/ai-sandbox-demo

SDE AI Sandbox Demo

Primary LanguagePythonMIT LicenseMIT

AI Demo Project Using SDE Sandbox

Project Overview

Welcome to our AI Demo Project, showcasing the integration and application of AI technologies in Python within SDE sandbox. This project features capabilities for generating articles using OpenAI's API, and for fetching, storing, and searching web content using Chroma DB.

Main Features:

  • Sitemap Fetching and Parsing: Automates the process of fetching sitemap XML from websites and parsing it to extract URLs.
  • Content Extraction and Storage: Retrieves and stores web page content in ChromaDB, a versatile database system.
  • AI-Powered Search: Employs OpenAI's embedding functions for efficient and intelligent content search within ChromaDB.
  • Article Generation: Generates articles based on user prompts and search terms, utilizing OpenAI's GPT-4 turbo model.

Getting Started

Prerequisites

  • Access to an SDE such as Daytona.io which supports Dev Container Specification
  • Python >3.10
  • OpenAI API key

Installation

There are two ways to set up the environment for this project:

  1. Using an SDE:

    • Users of Daytona.io, Codeanywhere, Codespaces, or VS Code can auto-configure their environment with devcontainer.json, allowing for instant start.
    • Just point the SDE to the Git repository url: https://github.com/nkkko/ai-sandbox-demo
    • Set up an .env file with your OPENAI_API_KEY.
  2. Manual Setup:

    • Clone the repository to your workspace or local environment.
    • Install necessary packages:
      pip install -r requirements.txt
      
      Or run:
      pip install openai chromadb python-dotenv bs4 argparse lxml
      
    • Set up an .env file with your OPENAI_API_KEY or don't and just use the default embeddings function (all-MiniLM-L6-v2).

Usage

  1. populate.py:

    • Run the script with a sitemap URL to fetch, parse, and store website content.

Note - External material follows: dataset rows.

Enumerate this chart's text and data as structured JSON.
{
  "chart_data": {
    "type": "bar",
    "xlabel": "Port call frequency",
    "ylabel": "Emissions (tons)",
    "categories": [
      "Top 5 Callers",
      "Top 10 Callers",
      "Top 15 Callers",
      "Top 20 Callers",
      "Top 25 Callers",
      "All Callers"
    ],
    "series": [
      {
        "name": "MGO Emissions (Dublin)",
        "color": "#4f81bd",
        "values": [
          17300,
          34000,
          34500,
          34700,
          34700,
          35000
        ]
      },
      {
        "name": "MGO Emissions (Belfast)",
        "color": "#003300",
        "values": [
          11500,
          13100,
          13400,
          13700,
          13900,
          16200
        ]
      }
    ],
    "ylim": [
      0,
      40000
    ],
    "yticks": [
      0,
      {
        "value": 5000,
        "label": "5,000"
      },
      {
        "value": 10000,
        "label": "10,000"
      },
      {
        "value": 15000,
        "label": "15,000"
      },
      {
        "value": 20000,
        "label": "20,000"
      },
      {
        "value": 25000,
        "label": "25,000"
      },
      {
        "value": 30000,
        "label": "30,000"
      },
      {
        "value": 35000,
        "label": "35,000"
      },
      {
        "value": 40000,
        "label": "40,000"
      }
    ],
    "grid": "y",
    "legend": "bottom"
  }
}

Optionally select the embeddings function to use with --ef.
    • Usage: python populate.py [SITEMAP_URL] [--n [MAX_URLS]] [--ef {default|openai}]
    • Example: python populate.py https://www.example.com/sitemap.xml --n 100 --ef openai
  2. search.py:

    • Perform searches in the stored data. Optionally select the embeddings function to use with --ef.
    • Usage: python search.py [SEARCH_QUERY] [--n [NUMBER_OF_RESULTS]] [--ef {default|openai}]
    • Example: python search.py "example search query" --n 5 --ef default
  3. write.py:

    • Generate articles based on a prompt and ChromaDB search terms. Optionally select the embeddings function to use with --ef.
    • Usage: python write.py [PROMPT] --s [SEARCH_TERM] --n [NUMBER_OF_RESULTS] [--ef {default|openai}]
    • Example: python write.py "Write an article about AI" --s "artificial intelligence" --n 3 --ef openai

The --ef argument allows you to specify which embeddings function to use when interacting with ChromaDB. By default, default_ef is used (all-MiniLM-L6-v2). If you want to use OpenAI's embeddings, specify --ef openai.

Structure

  • SynthSpider.py: Core module containing the logic for fetching, parsing, storing, and searching.
  • populate.py: Script for populating ChromaDB with content from a sitemap.
  • search.py: Script to search within the stored data.
  • write.py: Script to generate articles using OpenAI and ChromaDB to fetch context.
  • db/: Directory containing ChromaDB client and utilities.
  • .env: Environment file for storing your OpenAI API key.
  • .devcontainer: Configuration directory with file for setting up the development environment automatically in supported SDEs.

Examples

  • Fetch and store 10 first articles from the sitemap:

      python populate.py https://www.daytona.io/sitemap-definitions.xml --n 10
  • Search for the first two terms that are closest to the query in the stored content:

      python search.py "SDE" --n 2
  • Generate an article within set context of the first result from the vector DB:

      python write.py "Tell me a joke about" --s "guardrails" --n 1
      Why was the developer afraid to play cards with the guardrails?
    
      Because every time they tried to deal, the guardrails kept reminding them to stay within their limits! 🚧😄

Contributing

Contributions to enhance this demo project are welcomed. Please adhere to standard coding practices and provide documentation for your contributions.

License

MIT License

Acknowledgments

  • Thanks to OpenAI for fantastic embeddings.
  • Appreciation to the developers of ChromaDB.

This README is part of an AI Demo Project using SDE as a sandbox environment for AI projects. It aims to guide users through the setup, usage, and contribution to the project.